Here's some info I found regarding cage trapping them:
-----------------------------------------------------------------
Porcupine Double-door type, 10 x 12 x 42 x in.

A salt-soaked cloth, sponge, or piece of wood, also water softener tablets, sweet potatoes, apples, roasted peanuts.

Place the trap in the vicinity of damage or at the den entrance.To lure the porcupine, blend a cup of raw sweet potatoes and an apple, and dribble the puréed mixture at the opening of a single-door live trap. 
-------------------------------------------------------------------

Hope it helps
Smitty


----------



## carp_killer (Nov 24, 2006)

wonder how big they get


----------



## Burly1 (Sep 20, 2003)

I ususally catch them with a .22 long rifle in the head. That might be tough in a heavily forested area though. They are attracted to anything salty, or sweet. I bet maple syrup would work well. Many of the folks from the reservations use porcupine quills for their various crafts, and would probably be happy to have them. You may be able to barter for a few fine craft items! Hope you get 'em all.

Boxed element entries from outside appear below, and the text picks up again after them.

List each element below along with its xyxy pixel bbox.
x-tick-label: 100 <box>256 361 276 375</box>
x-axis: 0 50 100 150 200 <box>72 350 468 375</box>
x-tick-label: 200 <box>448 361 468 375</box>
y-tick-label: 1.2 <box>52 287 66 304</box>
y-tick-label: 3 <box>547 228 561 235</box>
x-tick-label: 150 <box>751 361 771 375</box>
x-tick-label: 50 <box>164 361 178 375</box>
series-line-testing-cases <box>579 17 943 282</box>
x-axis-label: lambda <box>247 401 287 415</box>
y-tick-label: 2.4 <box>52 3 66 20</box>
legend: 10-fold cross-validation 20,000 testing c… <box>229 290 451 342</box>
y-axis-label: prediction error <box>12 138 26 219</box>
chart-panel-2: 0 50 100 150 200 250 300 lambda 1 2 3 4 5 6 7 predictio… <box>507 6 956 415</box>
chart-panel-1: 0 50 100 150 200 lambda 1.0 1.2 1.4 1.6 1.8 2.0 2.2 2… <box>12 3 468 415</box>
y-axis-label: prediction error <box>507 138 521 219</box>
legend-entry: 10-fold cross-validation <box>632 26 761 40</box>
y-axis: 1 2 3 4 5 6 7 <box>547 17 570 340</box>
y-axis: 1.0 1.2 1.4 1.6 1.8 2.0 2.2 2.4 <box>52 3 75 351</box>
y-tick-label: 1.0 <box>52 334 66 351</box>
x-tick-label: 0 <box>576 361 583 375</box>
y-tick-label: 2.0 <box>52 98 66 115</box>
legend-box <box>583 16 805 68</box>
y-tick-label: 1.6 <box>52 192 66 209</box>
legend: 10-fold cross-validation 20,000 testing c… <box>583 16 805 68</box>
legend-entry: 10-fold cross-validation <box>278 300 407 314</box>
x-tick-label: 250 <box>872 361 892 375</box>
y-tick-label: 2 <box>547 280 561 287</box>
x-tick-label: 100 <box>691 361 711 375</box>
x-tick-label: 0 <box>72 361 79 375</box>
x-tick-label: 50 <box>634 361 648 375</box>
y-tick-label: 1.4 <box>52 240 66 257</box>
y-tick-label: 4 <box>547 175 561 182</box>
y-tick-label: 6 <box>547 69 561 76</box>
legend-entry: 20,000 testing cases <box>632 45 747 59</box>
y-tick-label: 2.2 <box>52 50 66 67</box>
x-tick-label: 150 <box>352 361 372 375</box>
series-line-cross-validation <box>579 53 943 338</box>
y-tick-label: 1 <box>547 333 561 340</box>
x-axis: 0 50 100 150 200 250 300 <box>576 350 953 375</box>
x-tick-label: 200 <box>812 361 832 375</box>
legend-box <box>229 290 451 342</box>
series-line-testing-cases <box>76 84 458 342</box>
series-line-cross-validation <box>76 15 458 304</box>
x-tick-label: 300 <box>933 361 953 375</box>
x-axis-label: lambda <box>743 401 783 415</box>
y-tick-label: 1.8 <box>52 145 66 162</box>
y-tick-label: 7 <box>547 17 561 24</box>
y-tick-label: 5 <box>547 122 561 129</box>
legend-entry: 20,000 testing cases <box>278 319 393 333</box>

Burl


----------



## beaver/otter trapper (Feb 5, 2007)

when you see um all you have to do is walk up to them and just grab um


----------



## carp_killer (Nov 24, 2006)

i would pay to see you walk up to a living porcupine and pick it up with your bare hands or even with gloves


----------



## pickles (Jan 24, 2007)

as long as you do not go forward with your hands you are OK, any foreward movement will result in PAIN. pick them up by the tail, with heavy gloves.


----------



## carp_killer (Nov 24, 2006)

i think i will stick to trapping them


----------



## carp_killer (Nov 24, 2006)

i talked to the lady today and she said that there is no pets so i can useconibears and footholds now do you guys think a 220 in a pail with a salted piece of wood in the back would work then i dont have to go buy live traps


----------



## Snowshark (Jan 31, 2007)

It sounds to me like your setup should work. What ever you do be careful, if you get one in a trap there will be quills around and they have a way of finding your fingers every time. You could just use straight salt for bait, they come to salt like a kid to candy. They can get pretty big most that i have killed were 8-15 lbs. I have seen tehm up to about 25lbs. , BIG SOB's


----------



## neb_bo (Feb 3, 2007)

i dont think a 220 will kill them. if youve ever shot one, they arent real easy to kill. i think live traps would be better.


----------



## M*F (Nov 3, 2006)

If a 220 can do the job on a 30 pound **** I think it will suffice for a porky.


----------



## mn_outdoorsman (Mar 18, 2007)

trapper 2 is a good friend of mine and i no when he went up there he used 220s and caught 2 of them and caught one with a #2 coilspring


----------



## carp_killer (Nov 24, 2006)

that is correct what mn outdoorsman said the 220 killed them fine it looked like they kicked once reflex most likely though the one in the coilspring fought the trap a little more then i thought it wood


----------



## Snowshark (Jan 31, 2007)

Something to keep in mind when dealing with Porkies. In my area if you find a Porky, if you look around there is usually a turned up stump that they make a den under. Very easy to trap and i think any porky coming through will visit them. Fishers can't do anything with them under a stump like that, all they see is quills and no room to move.


----------